Joel war auch da. Er ist schwarz. Die anderen Kinder haben ihn komisch beäugt, was wahrscheinlich daran liegt, dass sie zuvor nicht wirklich welche mit solch einer dunklen Haut gesehen haben. Er kommt nicht von hier. Seine Eltern und er sind extra angereist, um Billys Familie endlich wiederzusehen.
Die anderen Kinder, auch Jeffrey, hörten auf mit ihren Waffen zu spielen und starrten ihn an. Auch ich starrte, wofür ich heute ein schlechtes Gewissen habe. Dann begannen einige damit, ihn zu hänseln.

Der arme Joel.

Ich entfernte mich ein wenig von der Gruppe. Ich wusste nicht, wie ich mich verhalten sollte. Die Erwachsenen haben nichts gemerkt. Unbewusst stand ich auf einmal neben meinen Kinderschwarm. Aber ... Jeffrey ... sah auf einmal nicht mehr unglücklich aus.

Die anderen Kinder fingen an ihn spöttisch zu fragen, ob er sich nicht waschen würde oder ob er sich nicht genug eincremen würde.
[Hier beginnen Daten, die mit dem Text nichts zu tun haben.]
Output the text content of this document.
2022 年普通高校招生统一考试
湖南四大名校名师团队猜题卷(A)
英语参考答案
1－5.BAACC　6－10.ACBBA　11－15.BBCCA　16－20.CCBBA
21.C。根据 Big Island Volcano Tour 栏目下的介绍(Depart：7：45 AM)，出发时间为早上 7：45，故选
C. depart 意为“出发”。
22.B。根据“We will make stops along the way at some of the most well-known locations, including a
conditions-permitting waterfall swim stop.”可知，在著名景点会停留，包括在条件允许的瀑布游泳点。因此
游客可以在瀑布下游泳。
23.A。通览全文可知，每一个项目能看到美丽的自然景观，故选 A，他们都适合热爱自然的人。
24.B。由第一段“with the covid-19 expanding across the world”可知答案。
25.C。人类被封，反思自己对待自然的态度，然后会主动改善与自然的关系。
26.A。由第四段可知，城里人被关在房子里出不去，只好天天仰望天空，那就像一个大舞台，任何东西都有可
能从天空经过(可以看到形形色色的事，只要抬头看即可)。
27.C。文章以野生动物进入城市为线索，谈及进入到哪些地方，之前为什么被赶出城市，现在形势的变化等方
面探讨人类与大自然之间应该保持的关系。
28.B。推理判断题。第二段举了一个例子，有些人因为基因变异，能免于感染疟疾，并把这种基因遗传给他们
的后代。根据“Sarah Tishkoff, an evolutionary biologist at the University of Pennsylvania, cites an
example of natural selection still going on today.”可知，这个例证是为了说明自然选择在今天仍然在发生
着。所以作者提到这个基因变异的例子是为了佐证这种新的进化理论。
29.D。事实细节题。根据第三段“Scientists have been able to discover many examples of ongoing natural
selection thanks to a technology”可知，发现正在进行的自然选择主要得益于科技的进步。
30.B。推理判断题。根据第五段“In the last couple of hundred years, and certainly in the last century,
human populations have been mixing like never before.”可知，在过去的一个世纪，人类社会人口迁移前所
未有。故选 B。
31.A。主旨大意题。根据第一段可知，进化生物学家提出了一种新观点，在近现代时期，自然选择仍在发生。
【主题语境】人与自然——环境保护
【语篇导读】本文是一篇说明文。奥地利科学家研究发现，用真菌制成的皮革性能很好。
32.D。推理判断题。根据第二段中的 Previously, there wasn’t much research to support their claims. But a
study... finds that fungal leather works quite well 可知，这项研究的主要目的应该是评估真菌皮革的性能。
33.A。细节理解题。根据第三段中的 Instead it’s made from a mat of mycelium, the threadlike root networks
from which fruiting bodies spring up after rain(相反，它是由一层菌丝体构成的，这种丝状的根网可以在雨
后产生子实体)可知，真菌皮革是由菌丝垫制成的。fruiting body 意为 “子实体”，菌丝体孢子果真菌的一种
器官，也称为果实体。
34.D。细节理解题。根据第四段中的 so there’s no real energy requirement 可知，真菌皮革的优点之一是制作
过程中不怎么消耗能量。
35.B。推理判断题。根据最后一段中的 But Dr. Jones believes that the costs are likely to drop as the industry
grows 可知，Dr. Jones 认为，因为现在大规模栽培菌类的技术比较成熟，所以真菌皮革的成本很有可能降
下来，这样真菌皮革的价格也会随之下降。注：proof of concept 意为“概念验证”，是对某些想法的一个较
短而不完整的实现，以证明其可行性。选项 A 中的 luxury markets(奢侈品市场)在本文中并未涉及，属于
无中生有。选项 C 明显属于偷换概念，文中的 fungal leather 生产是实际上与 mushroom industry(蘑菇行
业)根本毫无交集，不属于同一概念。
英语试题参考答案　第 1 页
Einer fragte ihn sogar, ob er überhaupt ein Mensch sei.

„Wieso lächelst du?", flüsterte ich damals zu Jeffrey.

„Weil nicht ich der Außenseiter bin."

„Und das findest du gut?"

„Wieso denn nicht?"

„Ich bin lieber ein Außenseiter, als einer von denen." Mit meinem Kinn zuckte ich in die Richtung der anderen Kinder.

Joel fiel zu Boden, nachdem er von einen größeren Jungen geschubst wurde. Sein Knie war aufgeschlagen.

„Willst du denn so rumgeschlagen werden, wie der Schwarze?" Neugierig sah er mich an.

Mein Blick war weiter starr auf Joels Wunde gerichtet. Blut trat davor. Und es ist das gleiche Blut, was in unser allern Adern fließt.

„Er ist wie wir.", traurig senkte ich meinen Blick.

Dann stellte sich Jeffrey, vor den verängstig, am Boden liegenden Jungen. Und wieder fühlte ich mich ihm so nah, wie bei unserem Gespräch in seiner Küche.


Da ist noch ein Knall, das panische Gesicht meiner Mutter, die mich greift und nach Hause schickt. Schreie und Geräusche, die sich wie schluchzen anhören. Irgendwas war mit Jeffrey ...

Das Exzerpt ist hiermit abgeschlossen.